„Oh bella ciao, ciao, ciao…“
Ende Mai in Rom: Die Schüler der Mittelschule „Giuseppe Gioacchino Belli“ wurden ins Erziehungsministerium eingeladen, um Musikalisches vorzutragen. Eltern und Lehrer sind dabei. Vor dem Staatssekretär Giuseppe Pizza, dem Büroleiter der Ministerin und zwei hohen Ministerialbeamten schmettern die etwa zwölfjährigen Kinder gekonnt Volks- und Gospellieder sowie Stücke aus dem klassischen Repertoire. Alle sind begeistert. Doch zum Schluss, außerhalb des offiziellen Programms, stimmen die Kinder aus eigener Initiative ein bekanntes Lied an. Aber die Kinder müssen ihren Gesang unterbrechen, die Schulleiterin entschuldigt sich bei den Honoratioren.
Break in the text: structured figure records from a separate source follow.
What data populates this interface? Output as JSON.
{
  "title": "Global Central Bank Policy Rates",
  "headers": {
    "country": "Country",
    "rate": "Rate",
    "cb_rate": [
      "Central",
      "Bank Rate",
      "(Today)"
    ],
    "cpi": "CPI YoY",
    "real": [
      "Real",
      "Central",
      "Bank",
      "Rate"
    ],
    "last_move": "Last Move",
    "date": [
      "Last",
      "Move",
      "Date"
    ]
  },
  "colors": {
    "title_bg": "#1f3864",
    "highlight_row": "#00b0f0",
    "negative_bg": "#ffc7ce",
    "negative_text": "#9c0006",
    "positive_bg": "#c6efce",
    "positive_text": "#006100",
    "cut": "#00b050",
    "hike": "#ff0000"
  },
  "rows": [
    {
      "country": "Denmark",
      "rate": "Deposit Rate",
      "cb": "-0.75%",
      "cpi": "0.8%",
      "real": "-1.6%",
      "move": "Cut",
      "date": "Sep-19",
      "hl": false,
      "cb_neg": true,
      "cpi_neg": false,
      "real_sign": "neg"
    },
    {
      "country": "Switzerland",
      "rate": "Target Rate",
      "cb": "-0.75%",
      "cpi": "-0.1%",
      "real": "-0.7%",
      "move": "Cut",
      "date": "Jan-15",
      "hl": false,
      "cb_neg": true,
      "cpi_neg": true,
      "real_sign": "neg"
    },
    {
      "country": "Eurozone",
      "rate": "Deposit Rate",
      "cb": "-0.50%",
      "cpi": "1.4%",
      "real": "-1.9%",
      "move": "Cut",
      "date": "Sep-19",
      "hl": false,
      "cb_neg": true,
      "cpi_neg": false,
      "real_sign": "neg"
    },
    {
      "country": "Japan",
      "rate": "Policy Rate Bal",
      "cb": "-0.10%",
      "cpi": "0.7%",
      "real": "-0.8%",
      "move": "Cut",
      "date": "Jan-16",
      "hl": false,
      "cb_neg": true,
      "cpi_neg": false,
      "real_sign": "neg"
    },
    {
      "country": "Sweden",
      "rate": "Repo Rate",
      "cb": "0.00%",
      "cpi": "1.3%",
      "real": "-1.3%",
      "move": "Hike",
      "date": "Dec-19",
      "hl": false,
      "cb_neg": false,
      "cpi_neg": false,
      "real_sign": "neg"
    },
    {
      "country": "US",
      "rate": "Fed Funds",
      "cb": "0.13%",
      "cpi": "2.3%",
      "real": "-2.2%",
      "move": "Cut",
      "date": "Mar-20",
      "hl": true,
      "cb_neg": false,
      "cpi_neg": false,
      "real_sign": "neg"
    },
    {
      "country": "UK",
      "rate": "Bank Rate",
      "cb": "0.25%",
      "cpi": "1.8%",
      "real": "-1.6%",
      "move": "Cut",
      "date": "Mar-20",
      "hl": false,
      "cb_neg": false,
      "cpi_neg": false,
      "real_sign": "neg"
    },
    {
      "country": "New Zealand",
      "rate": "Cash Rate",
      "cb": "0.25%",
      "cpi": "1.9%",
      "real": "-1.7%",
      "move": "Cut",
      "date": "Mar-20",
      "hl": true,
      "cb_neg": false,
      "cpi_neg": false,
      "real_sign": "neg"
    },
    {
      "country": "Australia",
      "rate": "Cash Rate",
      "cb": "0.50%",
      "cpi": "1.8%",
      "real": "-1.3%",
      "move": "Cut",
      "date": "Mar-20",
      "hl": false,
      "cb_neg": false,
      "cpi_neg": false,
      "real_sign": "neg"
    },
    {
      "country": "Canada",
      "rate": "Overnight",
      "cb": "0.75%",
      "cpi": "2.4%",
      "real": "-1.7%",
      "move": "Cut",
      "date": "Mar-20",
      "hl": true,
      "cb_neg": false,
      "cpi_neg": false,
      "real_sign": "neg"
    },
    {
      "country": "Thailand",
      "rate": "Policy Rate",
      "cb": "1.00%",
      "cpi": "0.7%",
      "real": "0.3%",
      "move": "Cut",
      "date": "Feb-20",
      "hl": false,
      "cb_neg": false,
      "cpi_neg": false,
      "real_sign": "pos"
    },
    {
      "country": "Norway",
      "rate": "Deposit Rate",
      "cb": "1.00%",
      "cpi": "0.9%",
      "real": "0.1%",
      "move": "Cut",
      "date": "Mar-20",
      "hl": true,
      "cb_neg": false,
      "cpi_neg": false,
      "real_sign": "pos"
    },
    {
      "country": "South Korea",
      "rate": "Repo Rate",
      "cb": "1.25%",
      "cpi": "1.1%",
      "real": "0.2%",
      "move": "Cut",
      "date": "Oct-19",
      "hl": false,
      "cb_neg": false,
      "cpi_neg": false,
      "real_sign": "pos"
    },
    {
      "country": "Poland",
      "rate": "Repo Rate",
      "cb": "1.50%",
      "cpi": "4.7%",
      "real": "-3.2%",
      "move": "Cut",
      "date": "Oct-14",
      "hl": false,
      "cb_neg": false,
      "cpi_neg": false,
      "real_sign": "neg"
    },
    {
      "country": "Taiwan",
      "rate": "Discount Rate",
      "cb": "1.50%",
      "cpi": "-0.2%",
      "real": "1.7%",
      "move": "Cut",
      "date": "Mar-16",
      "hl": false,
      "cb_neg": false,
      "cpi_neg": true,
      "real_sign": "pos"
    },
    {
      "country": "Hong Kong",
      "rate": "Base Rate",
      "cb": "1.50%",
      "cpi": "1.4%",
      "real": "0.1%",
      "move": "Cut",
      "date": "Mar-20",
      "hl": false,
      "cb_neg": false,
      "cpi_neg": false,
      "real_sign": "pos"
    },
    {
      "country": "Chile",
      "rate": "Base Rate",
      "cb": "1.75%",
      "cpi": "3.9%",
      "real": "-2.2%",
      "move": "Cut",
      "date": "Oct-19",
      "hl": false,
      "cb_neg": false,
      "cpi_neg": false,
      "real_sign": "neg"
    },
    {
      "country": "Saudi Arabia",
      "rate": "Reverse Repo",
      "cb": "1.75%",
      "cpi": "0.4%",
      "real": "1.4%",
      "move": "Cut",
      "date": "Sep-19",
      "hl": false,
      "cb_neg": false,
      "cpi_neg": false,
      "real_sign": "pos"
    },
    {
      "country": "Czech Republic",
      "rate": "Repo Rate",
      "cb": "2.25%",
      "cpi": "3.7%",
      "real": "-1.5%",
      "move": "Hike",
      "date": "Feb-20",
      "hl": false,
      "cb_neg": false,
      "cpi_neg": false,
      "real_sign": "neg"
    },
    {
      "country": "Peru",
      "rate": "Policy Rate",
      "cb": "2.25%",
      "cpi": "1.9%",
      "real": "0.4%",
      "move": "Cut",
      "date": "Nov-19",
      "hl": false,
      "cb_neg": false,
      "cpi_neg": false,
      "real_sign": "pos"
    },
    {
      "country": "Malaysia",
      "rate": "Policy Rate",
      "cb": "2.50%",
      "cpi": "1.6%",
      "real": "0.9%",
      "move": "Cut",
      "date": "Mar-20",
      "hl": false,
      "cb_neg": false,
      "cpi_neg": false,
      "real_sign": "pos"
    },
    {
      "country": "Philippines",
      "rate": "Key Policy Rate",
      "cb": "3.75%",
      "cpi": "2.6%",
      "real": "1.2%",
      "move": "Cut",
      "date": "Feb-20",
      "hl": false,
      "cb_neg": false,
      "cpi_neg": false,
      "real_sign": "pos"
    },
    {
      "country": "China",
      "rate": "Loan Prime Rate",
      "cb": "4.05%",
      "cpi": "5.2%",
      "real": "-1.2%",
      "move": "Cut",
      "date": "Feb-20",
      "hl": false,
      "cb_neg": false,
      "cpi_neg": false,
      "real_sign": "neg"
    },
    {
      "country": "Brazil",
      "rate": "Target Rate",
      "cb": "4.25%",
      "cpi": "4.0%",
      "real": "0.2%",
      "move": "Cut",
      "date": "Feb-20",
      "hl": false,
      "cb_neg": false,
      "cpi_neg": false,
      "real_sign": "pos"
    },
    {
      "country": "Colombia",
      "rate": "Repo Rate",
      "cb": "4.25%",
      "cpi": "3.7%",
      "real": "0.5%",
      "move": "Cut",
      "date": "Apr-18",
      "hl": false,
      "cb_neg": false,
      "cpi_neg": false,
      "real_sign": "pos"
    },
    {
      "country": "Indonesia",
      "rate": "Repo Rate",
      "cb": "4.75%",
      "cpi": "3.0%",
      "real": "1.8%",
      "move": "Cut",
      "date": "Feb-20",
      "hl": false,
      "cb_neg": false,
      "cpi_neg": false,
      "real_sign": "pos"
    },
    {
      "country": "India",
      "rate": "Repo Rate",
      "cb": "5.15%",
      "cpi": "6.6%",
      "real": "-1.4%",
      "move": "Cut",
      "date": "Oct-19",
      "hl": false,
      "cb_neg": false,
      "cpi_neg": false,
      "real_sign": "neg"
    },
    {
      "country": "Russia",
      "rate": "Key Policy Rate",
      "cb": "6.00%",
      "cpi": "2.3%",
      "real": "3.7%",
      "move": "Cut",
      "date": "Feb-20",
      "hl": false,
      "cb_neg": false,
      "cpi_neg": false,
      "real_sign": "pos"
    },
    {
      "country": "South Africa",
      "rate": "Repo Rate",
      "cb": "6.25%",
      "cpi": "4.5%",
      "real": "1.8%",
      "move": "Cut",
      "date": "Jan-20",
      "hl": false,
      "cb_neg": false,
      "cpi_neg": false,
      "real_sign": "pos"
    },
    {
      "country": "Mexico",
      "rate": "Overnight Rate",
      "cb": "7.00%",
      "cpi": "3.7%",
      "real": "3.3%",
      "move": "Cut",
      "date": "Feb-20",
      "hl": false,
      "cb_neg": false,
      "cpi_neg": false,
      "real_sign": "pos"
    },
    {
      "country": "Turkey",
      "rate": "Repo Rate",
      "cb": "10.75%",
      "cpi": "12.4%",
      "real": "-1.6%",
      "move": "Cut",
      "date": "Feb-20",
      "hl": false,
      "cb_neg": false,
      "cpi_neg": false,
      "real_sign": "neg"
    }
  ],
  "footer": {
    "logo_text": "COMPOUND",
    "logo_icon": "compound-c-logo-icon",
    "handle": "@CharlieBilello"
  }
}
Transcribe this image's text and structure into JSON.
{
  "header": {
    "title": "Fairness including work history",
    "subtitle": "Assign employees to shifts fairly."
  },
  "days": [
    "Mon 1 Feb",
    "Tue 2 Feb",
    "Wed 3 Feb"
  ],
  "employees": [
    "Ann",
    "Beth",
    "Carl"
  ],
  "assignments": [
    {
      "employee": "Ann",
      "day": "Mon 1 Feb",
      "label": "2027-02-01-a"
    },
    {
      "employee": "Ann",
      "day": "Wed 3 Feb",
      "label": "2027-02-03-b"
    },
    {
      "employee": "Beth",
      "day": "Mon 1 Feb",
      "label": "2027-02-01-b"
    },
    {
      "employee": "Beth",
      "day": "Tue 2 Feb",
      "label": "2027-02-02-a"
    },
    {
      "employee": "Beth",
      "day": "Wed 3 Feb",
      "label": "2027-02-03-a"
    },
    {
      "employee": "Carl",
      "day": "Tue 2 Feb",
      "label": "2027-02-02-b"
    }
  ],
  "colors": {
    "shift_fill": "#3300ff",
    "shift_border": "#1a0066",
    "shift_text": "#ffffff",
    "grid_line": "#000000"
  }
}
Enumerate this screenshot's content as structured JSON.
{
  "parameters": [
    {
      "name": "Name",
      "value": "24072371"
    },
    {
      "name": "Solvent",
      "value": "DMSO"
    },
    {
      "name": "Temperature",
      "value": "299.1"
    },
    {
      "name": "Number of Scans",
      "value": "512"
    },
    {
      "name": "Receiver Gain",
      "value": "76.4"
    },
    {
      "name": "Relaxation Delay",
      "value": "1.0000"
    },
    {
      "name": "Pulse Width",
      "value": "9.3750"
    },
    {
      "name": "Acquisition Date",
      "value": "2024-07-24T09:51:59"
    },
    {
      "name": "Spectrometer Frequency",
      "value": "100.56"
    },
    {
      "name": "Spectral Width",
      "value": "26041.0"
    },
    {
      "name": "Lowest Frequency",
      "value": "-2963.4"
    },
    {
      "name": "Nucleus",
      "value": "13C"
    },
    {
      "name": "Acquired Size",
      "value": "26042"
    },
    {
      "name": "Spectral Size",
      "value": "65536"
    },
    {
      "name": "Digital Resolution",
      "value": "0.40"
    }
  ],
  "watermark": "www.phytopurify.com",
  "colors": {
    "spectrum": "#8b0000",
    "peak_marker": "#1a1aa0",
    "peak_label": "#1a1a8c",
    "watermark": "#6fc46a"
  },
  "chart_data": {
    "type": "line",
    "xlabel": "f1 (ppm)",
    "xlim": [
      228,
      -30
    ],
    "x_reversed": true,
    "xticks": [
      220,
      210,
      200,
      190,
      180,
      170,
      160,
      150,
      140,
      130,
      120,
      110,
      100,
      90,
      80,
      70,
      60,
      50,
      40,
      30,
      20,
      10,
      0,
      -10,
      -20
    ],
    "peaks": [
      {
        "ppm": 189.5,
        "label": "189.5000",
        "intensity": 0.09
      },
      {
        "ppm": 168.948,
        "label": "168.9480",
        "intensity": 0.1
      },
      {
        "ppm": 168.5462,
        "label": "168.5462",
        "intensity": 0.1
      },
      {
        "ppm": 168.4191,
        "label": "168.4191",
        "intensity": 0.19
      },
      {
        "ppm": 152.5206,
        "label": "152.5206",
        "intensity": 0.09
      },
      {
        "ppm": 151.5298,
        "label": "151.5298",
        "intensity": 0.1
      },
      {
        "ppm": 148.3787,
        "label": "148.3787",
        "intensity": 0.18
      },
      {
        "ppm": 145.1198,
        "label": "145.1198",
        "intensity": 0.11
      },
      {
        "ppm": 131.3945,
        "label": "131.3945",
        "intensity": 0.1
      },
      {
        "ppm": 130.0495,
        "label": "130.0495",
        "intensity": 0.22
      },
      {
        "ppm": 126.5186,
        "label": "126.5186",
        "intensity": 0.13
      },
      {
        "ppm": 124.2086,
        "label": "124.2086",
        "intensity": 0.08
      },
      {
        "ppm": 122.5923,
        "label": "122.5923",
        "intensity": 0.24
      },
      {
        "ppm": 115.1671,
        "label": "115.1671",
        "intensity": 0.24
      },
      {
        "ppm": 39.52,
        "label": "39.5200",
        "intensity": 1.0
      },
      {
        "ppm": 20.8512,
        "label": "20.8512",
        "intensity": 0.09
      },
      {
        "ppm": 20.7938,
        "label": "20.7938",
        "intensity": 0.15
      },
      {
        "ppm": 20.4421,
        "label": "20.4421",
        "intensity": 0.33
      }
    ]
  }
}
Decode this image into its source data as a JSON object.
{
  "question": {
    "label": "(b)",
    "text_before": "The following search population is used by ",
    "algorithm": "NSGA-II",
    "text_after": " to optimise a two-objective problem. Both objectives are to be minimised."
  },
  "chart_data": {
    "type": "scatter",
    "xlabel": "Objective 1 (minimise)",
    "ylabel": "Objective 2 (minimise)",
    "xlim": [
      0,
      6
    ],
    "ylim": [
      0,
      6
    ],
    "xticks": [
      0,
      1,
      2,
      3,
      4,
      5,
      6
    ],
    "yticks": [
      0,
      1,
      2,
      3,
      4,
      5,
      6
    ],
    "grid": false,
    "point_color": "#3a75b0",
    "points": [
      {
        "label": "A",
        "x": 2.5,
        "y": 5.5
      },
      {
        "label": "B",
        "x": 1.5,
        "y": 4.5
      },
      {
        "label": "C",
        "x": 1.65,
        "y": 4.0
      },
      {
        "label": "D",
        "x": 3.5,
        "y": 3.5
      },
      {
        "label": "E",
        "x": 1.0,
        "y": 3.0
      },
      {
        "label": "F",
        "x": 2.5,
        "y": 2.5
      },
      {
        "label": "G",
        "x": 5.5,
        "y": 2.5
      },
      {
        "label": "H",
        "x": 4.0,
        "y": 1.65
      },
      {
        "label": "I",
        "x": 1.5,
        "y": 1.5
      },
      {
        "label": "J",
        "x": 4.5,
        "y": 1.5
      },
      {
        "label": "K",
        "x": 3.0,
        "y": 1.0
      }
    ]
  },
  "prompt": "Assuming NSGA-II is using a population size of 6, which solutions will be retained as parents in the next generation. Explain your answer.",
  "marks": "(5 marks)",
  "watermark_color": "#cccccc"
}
Und schreibt am nächsten Tag einen Brief an Eltern und Lehrer, in dem sie ihrem Entsetzen freien Lauf lässt:
„Dieses Ereignis muss Empörung hervorrufen. Ich fordere die Erwachsenen (d.h. Eltern und Lehrer, A.d.R.) auf, sich wegen des Geschehenes in geeigneter Weise zu entschuldigen und mit den Kindern darüber zu sprechen, damit sie verstehen, dass es zwar richtig und wichtig ist, die eigene Meinung zu äußern, auch wenn sie abweichend ist, dass es aber mindestens genauso wichtig ist, sich so zu verhalten, dass die Grenzen der Opportunität, des Respekts gegenüber anderen Menschen, der Korrektheit und des guten Geschmacks nicht überschritten werden…“.
Wenn man den Brief liest, könnte man meinen, die Kinder hätten – trotz ihres zarten Alters – mit zotigen Versen, an denen es in Italien und speziell in Rom nicht mangelt, die ministeriellen Ohren beleidigt. Tatsächlich haben die Kleinen nur „Bella ciao“ gesungen, das – nicht nur in Italien – bekannteste Lied der antifaschistischen „Resistenza“. Ein Lied, das in Italien über Parteigrenzen hinweg bei öffentlichen und auch privaten Anlässen unzählige Male gesungen wurde, ein Symbol des Kampfes für Freiheit und Demokratie, gegen Gewaltherrschaft und Eroberungskriege.
Wofür sollten sich also die Eltern entschuldigen? Und wieso transportiert das Lied „Bella ciao“ Meinungen, die „abweichend“ sind? Abweichend wovon, abweichend von wem? Womit hat die eifrige Schulleiterin ein Problem? Oder besser gesagt: wovor hat sie Angst?
Es ist vielleicht nur eine kleine Episode, aber sie ist symptomatisch für das Italien des Cavaliere und der Lega. In der Tageszeitung „La Repubblica“ merkt Mario Pirani an:
„..Bis vor kurzem war ‚Bella ciao‘ fast ein institutionelles Lied, ein Partisanenlied jenseits der politischen Farben, in dem alle Demokraten und die aus der Resistenza und der Verfassung geborenen Institutionen sich wiedererkennen können… Auch wenn ich nicht annehmen will, dass die Schulleiterin antidemokratische Gefühle hegt, so spürt sie offensichtlich – und das ist vielleicht das Besorgniserregende – ein generelles Klima der Leugnung und der Deformation der italienischen Geschichte… Die Folgen, gerade in der Bildung, können verheerend sein…“.
Die Beweggründe der beflissenen Schulleiterin waren vermutlich vorauseilender Gehorsam und die Befürchtung, ihre Schule könne unangenehm auffallen, wenn sie sich außerhalb dessen stellt, was sie als neuen „Mainstream“ wahrnimmt. Furio Colombo schreibt dazu im „Fatto quotidiano“:
„Die Episode ist mehr als skandalös, sie ist traurig. Die arme Schulleiterin hat nicht einmal gemerkt, dass in einer Welt, die von medialen Marionetten, Imitationen des Fernsehens und beängstigendem Konformismus beherrscht wird, ihre jungen Schüler Mut und Originalität bewiesen haben“.
In der Tat: Wenige Tage nach dem „Skandal“ und dem Brief der Schulleiterin stellten sich einige Schüler mit ihren Eltern vor die Schule und sangen noch einmal aus vollem Hals „Bella ciao“. Statt der geforderten „Entschuldigung“.